Many years in the making, Queensland’s first official wine trail is a self-drive journey connecting 70 wineries, winding its way through six regions: the Granite Belt; the Scenic Rim and Gold Coast Hinterland; South Burnett; Wide Bay-Burnett; Brisbane, Greater Brisbane and the Sunshine Coast; and Darling Downs and Western Queensland.

You can explore just one region or decide to embark on an epic road trip. Either way, you’re in for long lunches at cellar doors and picnics between the vines, with glorious views thanks to some of Australia’s highest altitude vineyards.

The Vine and Shine Trail is a huge win for Queensland winemakers. Why? Well, when you think of Queensland, you think sun, surf, sand and maybe rainforest, no? Wine isn’t typically top of mind for a trip to the Sunshine State.

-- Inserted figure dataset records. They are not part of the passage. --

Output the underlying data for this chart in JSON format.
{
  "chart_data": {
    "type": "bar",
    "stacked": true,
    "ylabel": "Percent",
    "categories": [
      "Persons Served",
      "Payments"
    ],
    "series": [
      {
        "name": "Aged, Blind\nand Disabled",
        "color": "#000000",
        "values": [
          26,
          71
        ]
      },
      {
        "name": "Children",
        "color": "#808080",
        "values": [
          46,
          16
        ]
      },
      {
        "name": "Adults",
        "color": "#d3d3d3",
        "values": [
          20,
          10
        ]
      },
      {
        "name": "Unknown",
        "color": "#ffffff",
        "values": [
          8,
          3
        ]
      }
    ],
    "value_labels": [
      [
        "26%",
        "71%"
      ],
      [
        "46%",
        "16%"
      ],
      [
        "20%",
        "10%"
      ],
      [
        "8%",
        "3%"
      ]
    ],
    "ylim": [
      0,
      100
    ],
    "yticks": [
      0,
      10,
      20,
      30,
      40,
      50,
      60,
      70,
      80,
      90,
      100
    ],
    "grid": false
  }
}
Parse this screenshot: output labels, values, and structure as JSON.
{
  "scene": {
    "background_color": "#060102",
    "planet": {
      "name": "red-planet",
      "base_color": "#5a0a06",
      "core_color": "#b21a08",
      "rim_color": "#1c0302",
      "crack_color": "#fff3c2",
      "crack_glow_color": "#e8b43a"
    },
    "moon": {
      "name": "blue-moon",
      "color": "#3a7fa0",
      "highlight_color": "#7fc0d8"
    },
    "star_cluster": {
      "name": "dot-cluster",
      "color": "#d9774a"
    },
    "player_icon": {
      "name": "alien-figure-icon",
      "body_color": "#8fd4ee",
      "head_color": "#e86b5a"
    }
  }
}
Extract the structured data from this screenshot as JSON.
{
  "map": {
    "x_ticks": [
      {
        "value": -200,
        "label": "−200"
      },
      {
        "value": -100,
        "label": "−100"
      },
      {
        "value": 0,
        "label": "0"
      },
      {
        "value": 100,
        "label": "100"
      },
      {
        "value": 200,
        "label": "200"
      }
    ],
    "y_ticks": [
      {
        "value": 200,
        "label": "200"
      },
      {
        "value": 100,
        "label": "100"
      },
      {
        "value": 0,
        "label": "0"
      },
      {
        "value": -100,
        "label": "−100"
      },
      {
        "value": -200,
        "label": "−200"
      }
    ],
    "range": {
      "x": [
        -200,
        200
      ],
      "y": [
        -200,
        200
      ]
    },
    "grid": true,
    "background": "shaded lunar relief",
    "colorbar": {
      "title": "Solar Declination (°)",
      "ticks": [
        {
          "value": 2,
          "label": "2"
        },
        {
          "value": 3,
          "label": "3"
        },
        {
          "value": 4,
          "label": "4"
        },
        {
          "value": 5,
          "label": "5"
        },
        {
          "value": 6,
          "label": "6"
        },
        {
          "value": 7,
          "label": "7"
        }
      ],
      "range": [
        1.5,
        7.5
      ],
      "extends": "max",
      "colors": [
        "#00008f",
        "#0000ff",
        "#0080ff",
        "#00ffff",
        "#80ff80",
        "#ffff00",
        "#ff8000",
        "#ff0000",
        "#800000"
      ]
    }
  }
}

But Queensland winemakers have spent 160 years redefining vineyards and varietals to cater to the state’s unique sub-tropical climate and are finally earning a reputation for their emerging varieties and sun-kissed ‘vines of the future’.

The trail hopes to coax domestic and international visitors to venture in from the coast and discover a wine tourism experience only Queensland can offer.

You’ll find vino to suit every palate, from Shiraz, Cabernet Sauvignon, and Chardonnay, to less-sipped varietals like Vermentino, Fiano and Saperavi.

The trail was spearheaded by the Queensland Wine Industry Association (QWIA) with support from Wine Australia and funded by the Australian Government’s Export and Regional Wine Support Package and the Queensland Government as part of a ‘Venture In’ tourism campaign, to put Queensland winemakers on the map.